While perhaps not all persons using AI have bad intentions, those who do now have the ability to impersonate someone else’s voice to perpetrate a scam, and the types of scams we are seeing are limited only by imagination, determination, and opportunity – both on personal and business fronts.  For example, recent news publications described an incident where a fraudster used AI technology to simulate a child’s voice, claiming that the child had been kidnapped and requesting a ransom payment; similarly, a fraudster swindled a couple out of a large sum by using AI technology to convince them that their son was asking them for bail money.  The possibilities are limitless, and the technology behind it is so new that the victims are typically unsuspecting and extraordinarily vulnerable.


We all have distinctive voices.  How often does it happen that you already know who you are talking to simply by hearing their voice?  Let’s think about how DeepFake AI could affect the closing transaction being handled at your office.

DeepFake AI allows anyone to spoof a voice:  A seller calls with a change of disbursement, a broker calls telling you it is ok to pay the realtor at closing, the president of your company calls to tell you to release a wire or pay an invoice.  What would your team do if a realtor called to get additional information about their customer (sensitive information used to then defraud them)?

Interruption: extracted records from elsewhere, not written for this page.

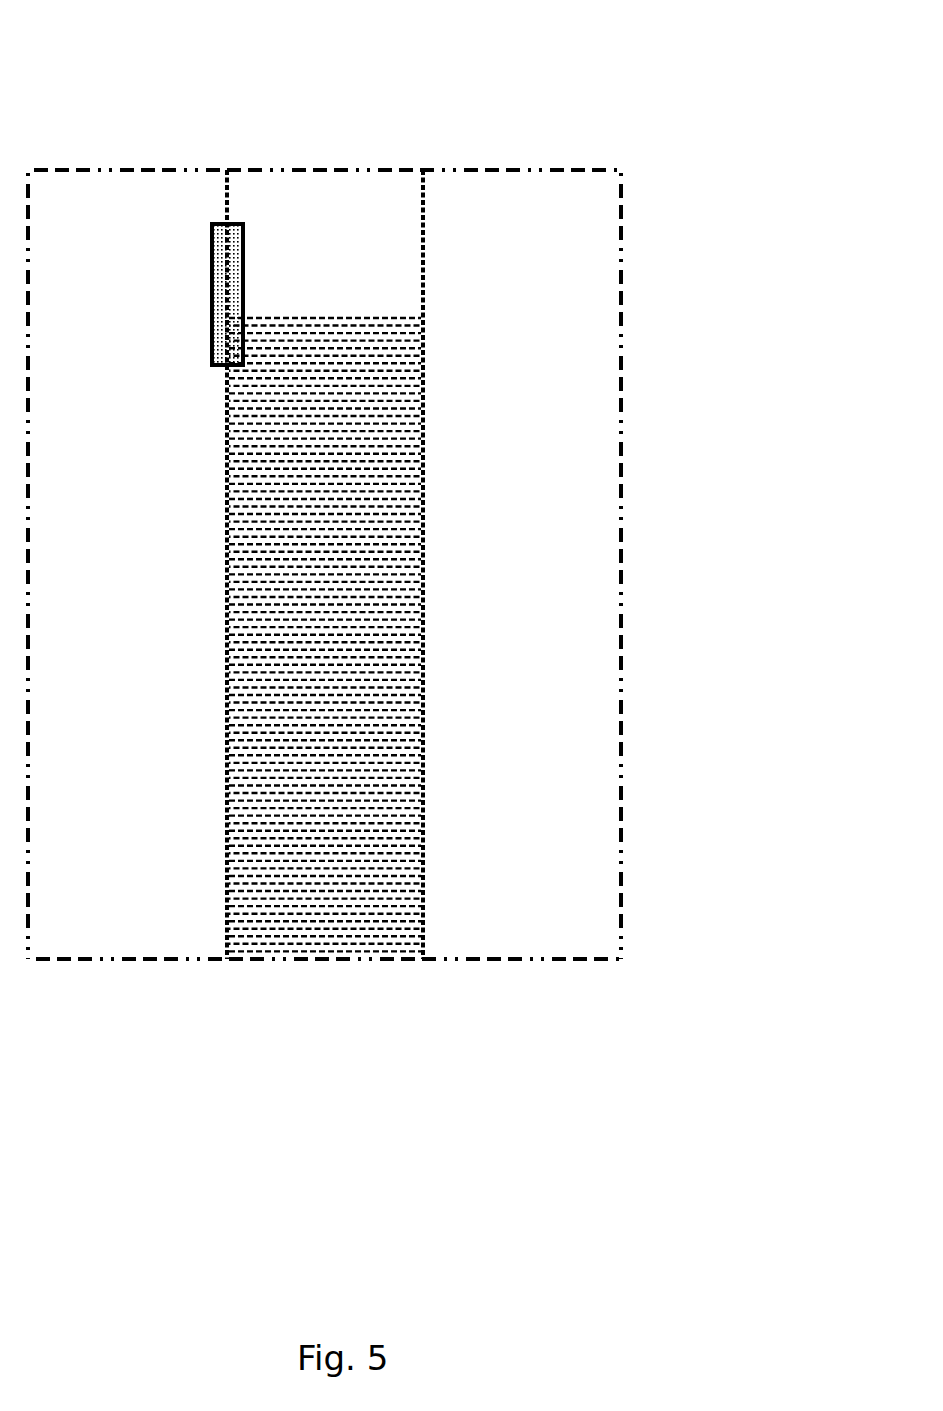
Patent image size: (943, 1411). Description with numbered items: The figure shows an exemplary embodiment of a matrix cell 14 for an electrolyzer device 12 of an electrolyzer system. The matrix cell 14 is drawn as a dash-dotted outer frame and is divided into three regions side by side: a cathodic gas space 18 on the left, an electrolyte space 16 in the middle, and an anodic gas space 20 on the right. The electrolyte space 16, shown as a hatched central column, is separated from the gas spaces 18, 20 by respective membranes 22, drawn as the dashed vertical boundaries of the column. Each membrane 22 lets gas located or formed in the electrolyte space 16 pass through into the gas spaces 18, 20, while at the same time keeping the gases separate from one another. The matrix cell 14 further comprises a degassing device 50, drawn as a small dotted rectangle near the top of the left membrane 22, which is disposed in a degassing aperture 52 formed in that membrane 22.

The electrolyzer device 12 is at (147, 50).
The matrix cell 14 is at (185, 128).
The electrolyte space 16 is at (333, 188).
The cathodic gas space 18 is at (88, 189).
The anodic gas space 20 is at (533, 200).
The membrane 22 is at (228, 497).
The degassing device 50 is at (210, 250).
The degassing aperture 52 is at (230, 368).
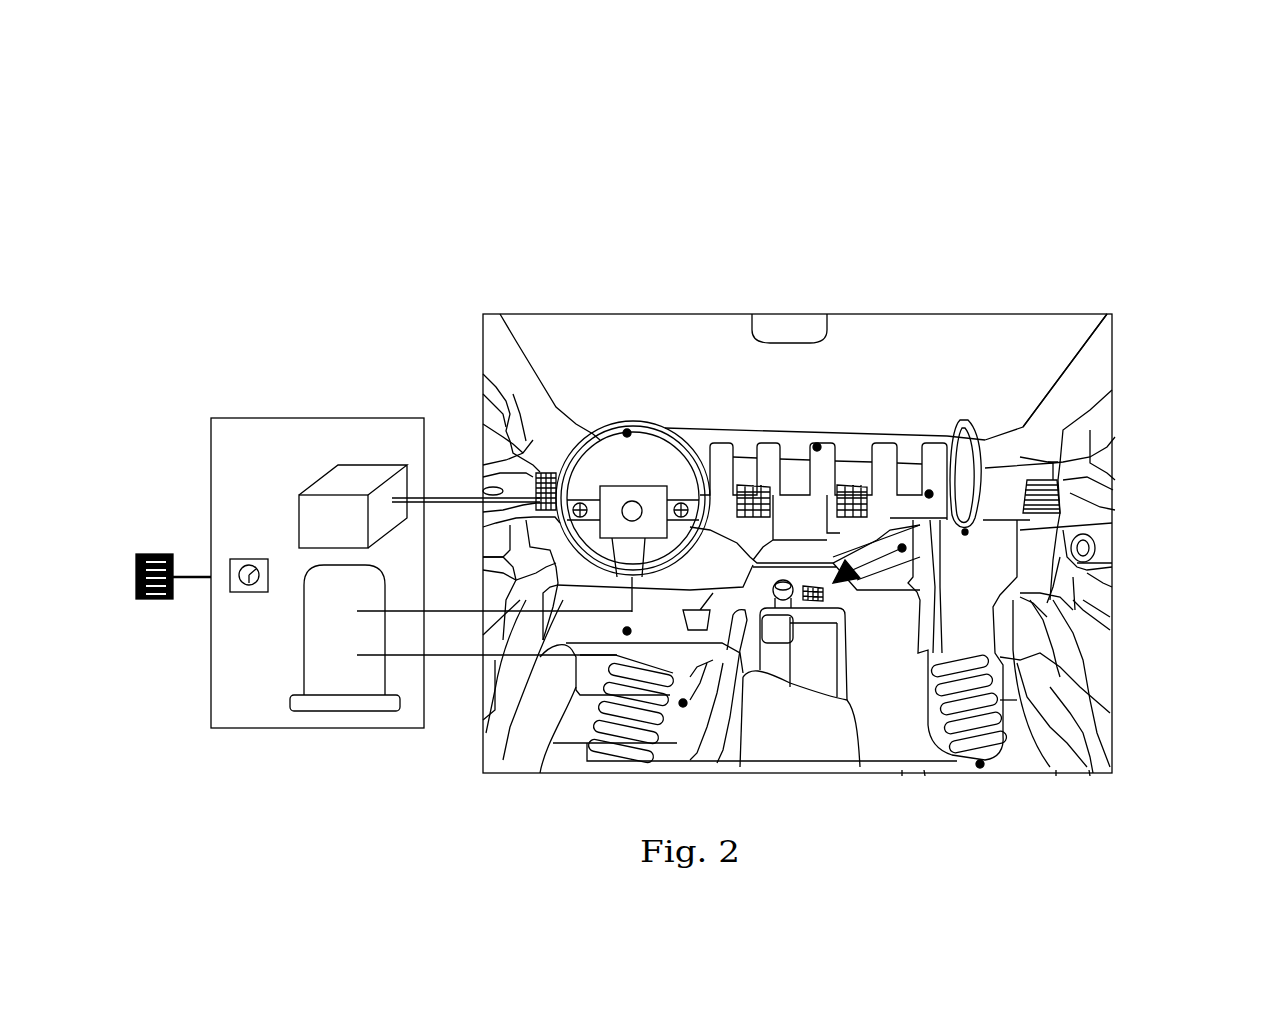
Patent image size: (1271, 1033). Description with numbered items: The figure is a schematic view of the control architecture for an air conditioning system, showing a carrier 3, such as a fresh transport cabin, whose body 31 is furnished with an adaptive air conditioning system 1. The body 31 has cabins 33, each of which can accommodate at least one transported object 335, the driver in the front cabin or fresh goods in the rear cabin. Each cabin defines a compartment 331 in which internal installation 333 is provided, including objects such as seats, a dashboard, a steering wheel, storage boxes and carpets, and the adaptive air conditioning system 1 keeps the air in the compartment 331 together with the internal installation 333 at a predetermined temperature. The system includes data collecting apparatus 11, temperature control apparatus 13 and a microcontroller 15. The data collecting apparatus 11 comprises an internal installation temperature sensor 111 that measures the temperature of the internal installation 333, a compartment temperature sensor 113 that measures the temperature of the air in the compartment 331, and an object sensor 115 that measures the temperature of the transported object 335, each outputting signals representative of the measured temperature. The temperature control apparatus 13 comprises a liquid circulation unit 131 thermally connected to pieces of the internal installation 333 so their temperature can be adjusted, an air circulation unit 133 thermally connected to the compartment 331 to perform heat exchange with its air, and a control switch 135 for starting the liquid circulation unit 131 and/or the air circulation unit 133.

A seller or buyer calls to gain information about the net proceeds from a sale, confirm financial information from lenders or employment details.   It might even be plausible that your office falls prey to a ghost fraud where the persona of a deceased person is used to convey property without having to go through probate.  Do you have a plan in place to verify any or all of the above?  How can you be sure it really is the person they say they are – especially if you speak with them frequently and it sounds like them?

Think about RON technology and how this new scam may affect digital closings. Speak to your RON vendors and verify what they are doing to keep their platforms secure.

Unfortunately, these are all questions and concerns that we now have to be aware of and try to plan for prior to getting caught by one of these DeepFakes.


As deep fake technology becomes more advanced, it is becoming increasingly difficult to distinguish between real and fake video calls. However, there are several signs that can help you recognize a deep fake video call and protect yourself.

1.       Pay attention to the quality of the video.  Deep fake videos often have subtle distortions or inconsistencies that can be difficult to detect but may be noticeable upon closer inspection. Look for things like unnatural or jerky movements, blurry edges around the skin and hair, shifts in lighting or skin tone, lips poorly synched with speech and strange blinking or no blinking at all. watch for is hair and teeth that do not look real, as algorithms may not be able to generate frizzy or flyaway hair or individual teeth. One simple way to detect a live deep fake is to ask the person on the video call to turn their profile to the camera. A person turning 90 degrees to the camera will create a distortion that will be detectable in real time.

2.       Pay attention to the audio. Deep fake videos often use synthetic voices or manipulated audio to create a more convincing illusion. Listen for any unusual or robotic-sounding speech patterns, or any discrepancies between the audio and the video.

3.       Watch for any inconsistencies or contradictions in the video that may indicate that it is being manipulated.

4.       Educate your yourself and your staff. Make sure you teach your employees about the various types and serious nature of cyber threats. Make cybersecurity training part of onboarding and provide continuous training.

In conclusion, recognizing a deep fake video call can be difficult, but by paying attention to the quality of the video, the audio and the context, you can protect yourself from bad actors who may be using deep fake technology to perpetuate fraudulent title insurance transactions.